E, no gigantesco pavilhão para onde eram destinadas as rejeitadas, uma imensidão delas aguardava novas ordens, até que dois dos encarregados pelo encaminhamento, não se contendo mais, tomados pelo desânimo e pela dúvida sobre o que fazer, abriram discussão:

“O selecionador já está velho e muito exigente. O que iremos fazer se ele raramente acha alguma delas bonita?” – Questionou inconformado, o mais jovem. Até que o mais experiente, num breve átimo de bom senso, teve uma idéia que achou brilhante. 

“Vamos reencaminhar as rejeitadas!” – Disse bastante decidido.

“Mas o selecionador irá devolver tudo de novo! Não adianta!” – Retrucou o mais jovem, ainda desanimado.

“Não! Não, se nós dermos um bom trato em cada uma delas. Elas não são ruins de todo. Veja. Analise. Por que toda essa nudez? Por que não as vestimos, com umas roupas mais sensuais que ressaltem o desenho do corpo, caprichamos nuns penteados, mais fashion, e, no rosto, maquiagem, muuuuita maquiagem? Hein?! Hein?!” 

E assim, reencaminhadas, as rejeitadas ficaram e estavam irreconhecíveis.

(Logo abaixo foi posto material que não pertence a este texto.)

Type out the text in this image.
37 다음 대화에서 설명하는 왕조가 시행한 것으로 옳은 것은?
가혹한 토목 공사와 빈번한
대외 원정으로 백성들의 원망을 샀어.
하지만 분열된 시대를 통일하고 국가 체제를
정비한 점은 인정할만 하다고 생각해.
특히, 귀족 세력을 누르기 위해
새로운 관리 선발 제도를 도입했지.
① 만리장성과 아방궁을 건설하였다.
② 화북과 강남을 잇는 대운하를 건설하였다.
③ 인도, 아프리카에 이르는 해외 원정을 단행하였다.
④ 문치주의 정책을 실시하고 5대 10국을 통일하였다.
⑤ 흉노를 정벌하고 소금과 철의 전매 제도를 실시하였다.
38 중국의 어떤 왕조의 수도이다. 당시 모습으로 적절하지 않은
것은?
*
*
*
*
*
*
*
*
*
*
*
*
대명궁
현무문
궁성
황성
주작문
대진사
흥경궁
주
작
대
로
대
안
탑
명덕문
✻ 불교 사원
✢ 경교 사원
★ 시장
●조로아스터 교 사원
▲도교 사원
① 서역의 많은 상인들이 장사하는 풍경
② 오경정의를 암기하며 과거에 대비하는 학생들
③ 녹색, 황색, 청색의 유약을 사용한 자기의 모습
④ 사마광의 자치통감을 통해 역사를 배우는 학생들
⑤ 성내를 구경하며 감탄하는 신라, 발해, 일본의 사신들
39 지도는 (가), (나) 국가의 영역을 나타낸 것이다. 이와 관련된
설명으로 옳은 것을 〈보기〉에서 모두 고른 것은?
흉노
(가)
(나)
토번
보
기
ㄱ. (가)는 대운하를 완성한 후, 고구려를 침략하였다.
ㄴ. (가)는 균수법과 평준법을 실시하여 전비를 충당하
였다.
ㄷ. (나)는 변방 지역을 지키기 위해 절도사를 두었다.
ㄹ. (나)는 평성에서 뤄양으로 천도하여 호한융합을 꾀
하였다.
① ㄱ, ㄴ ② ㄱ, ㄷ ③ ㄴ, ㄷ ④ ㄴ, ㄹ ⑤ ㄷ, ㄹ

E o velho selecionador, com um brilho diferente nos olhos, mas ainda muito babão, mudou radicalmente o discurso:

“... Bonita!... Bonita!... Bonita!... Bonita!... Lin-da!... Feia!... Bonita!... Ma-ra-vi-lho-sa!... Bonita!...”

E, desde então, com a máquina sempre em pleno funcionamento, nunca mais houve queda de tensão. Mas, apesar dos esforços, ainda assim sobravam algumas poucas rejeitadas, às quais, infelizmente, não houve outro destino: a reprodução sexuada.

Consequentemente, estas, muito a contragosto, tiveram que se submeter, tendo que copular com os então chamados reprodutores: uns homens esquisitos, altos, fortes, corpos atléticos, sempre seminus a exibirem orgulhosos suas destacadas barrigas-tanquinho. E, entre elas, completamente resignadas, tornou-se comum ouvir uma expressão, sempre repetida: “...Fa-zer-o-quê?! ...Fa-zer-o-quê?!”.